Regulators and payers have compounded this problem by their rigid and non-evidence- based application of rules about ‘first-’ and ‘second-line’ therapies – absurd in the context of treatments where only one of soon-to-be 14 (hopefully) medications has ever even been studied in a second-line setting.

The difficulties of “treating to target” in MS have been described above. Earlier in this series, Dr. Giacomini reminded us about the unknowns involved both with sequencing of therapies and with the newer, more aggressive treatments. What we know, however, is that many patients (Gavin Giovannoni suggests 80%) will fail on a ‘first-line’ therapy in a relatively short period of time. There are many uncertainties, as described in this series by Drs. Freedman, Yeung and Giacomini. But the goal of therapy should be to treat patients with bad disease aggressively from the beginning, and to closely monitor patients with initially less aggressive disease, with the plan to early intervention if they fail. The evidence suggests that we are not doing a great job in either of these tasks. As indicated in the above article, waiting too long defeats the purpose of treatment, which is the preservation of neural tissue and good function in multiple domains.

As detailed in this series, there is a lot that we need to find out about sequencing of treatments, and that is going to take years. While we learn, we have to make the best judgments we can about maximizing both safety and efficacy for our patients.
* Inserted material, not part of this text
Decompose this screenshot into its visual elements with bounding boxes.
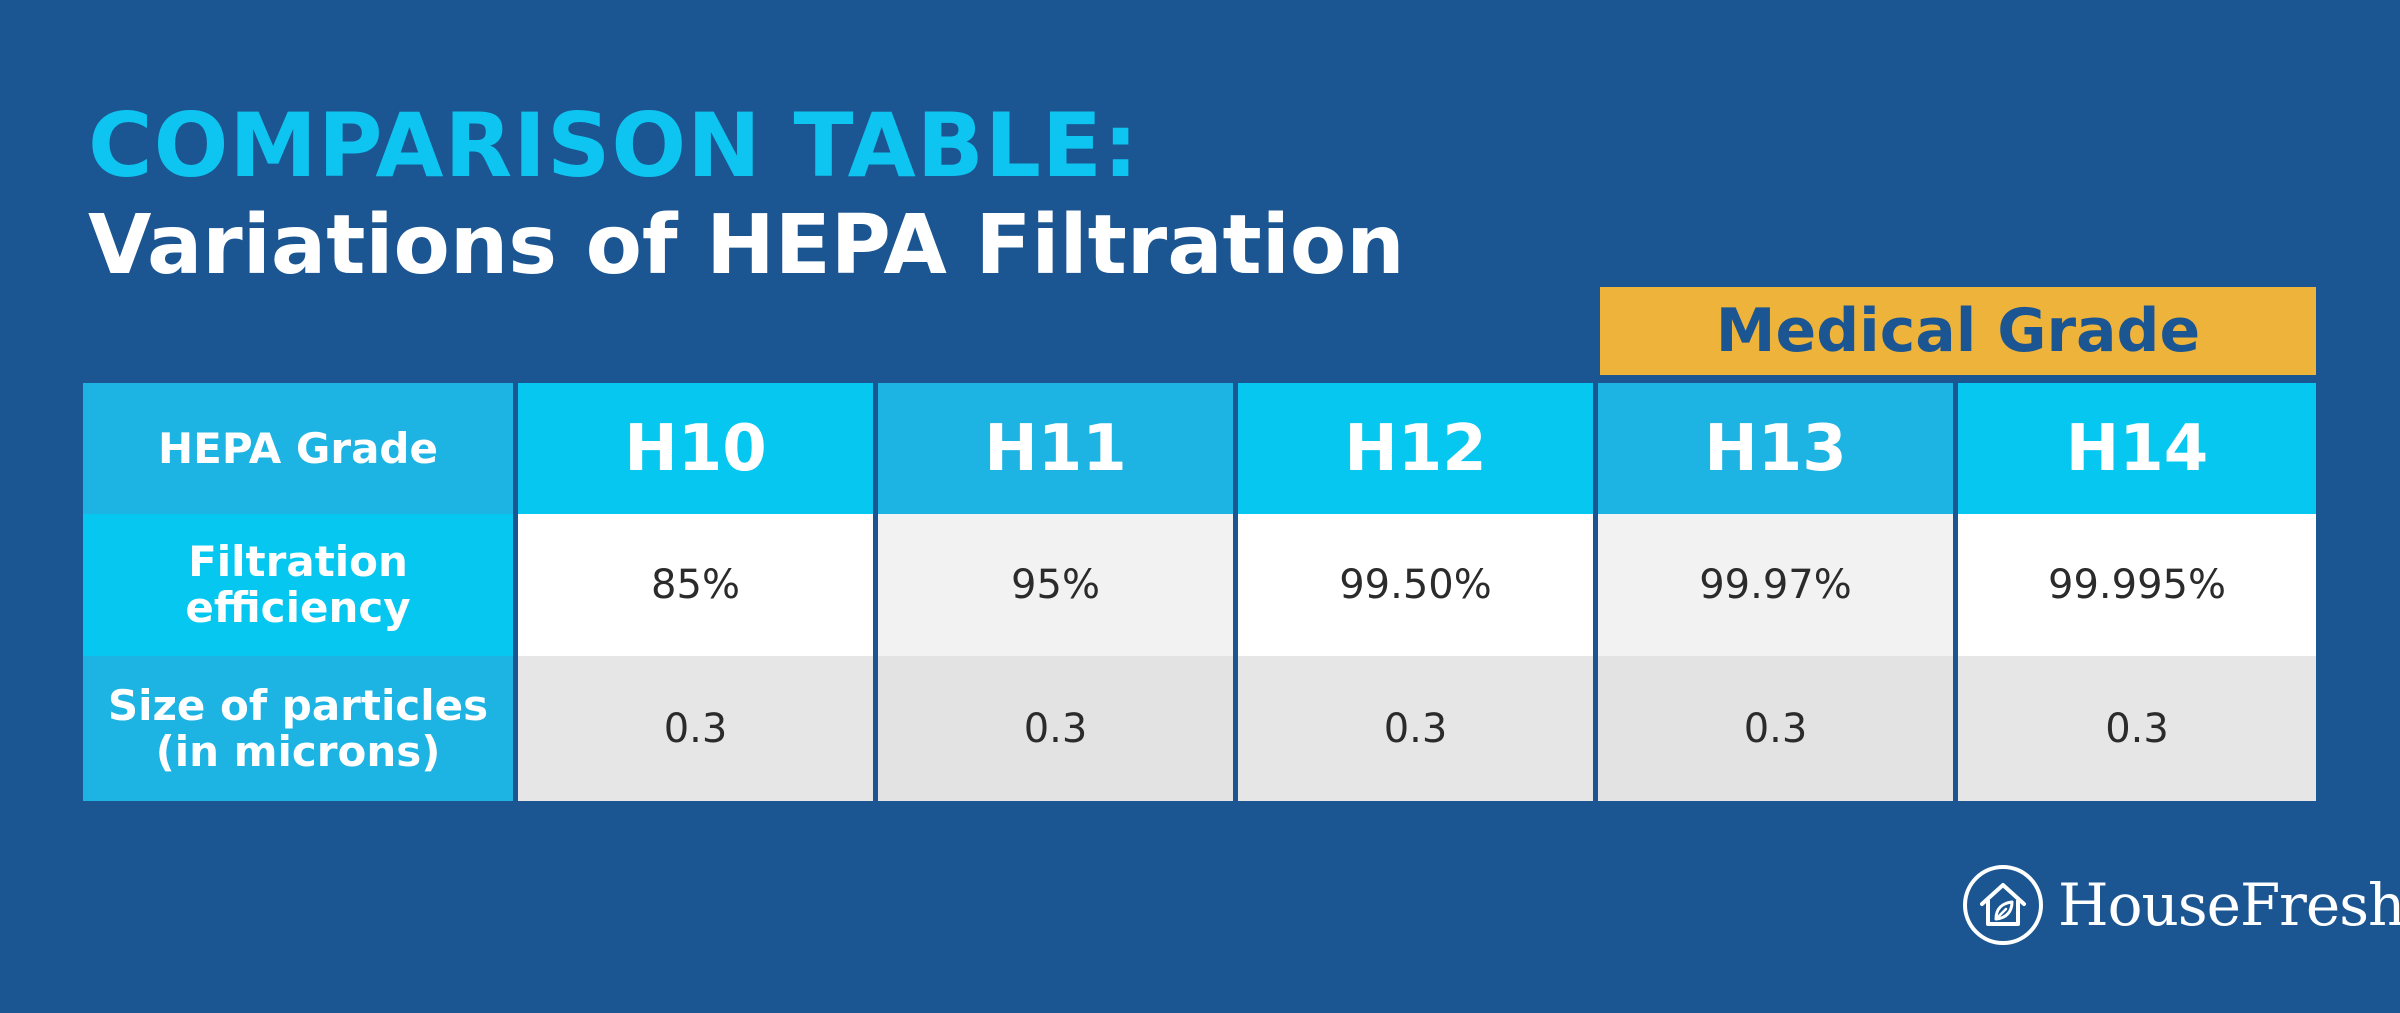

The field has seen tremendous advances in the last 10 years. We now have highly effective therapies. But we need to overcome “therapeutic inertia” to ensure that these agents are offered to patients who need them in a timely fashion. In the absence of strong evidence on the optimal approach, we will need to generate expert opinion to provide guidance to clinicians managing MS patients on the most effective and safe use and sequencing of these treatments.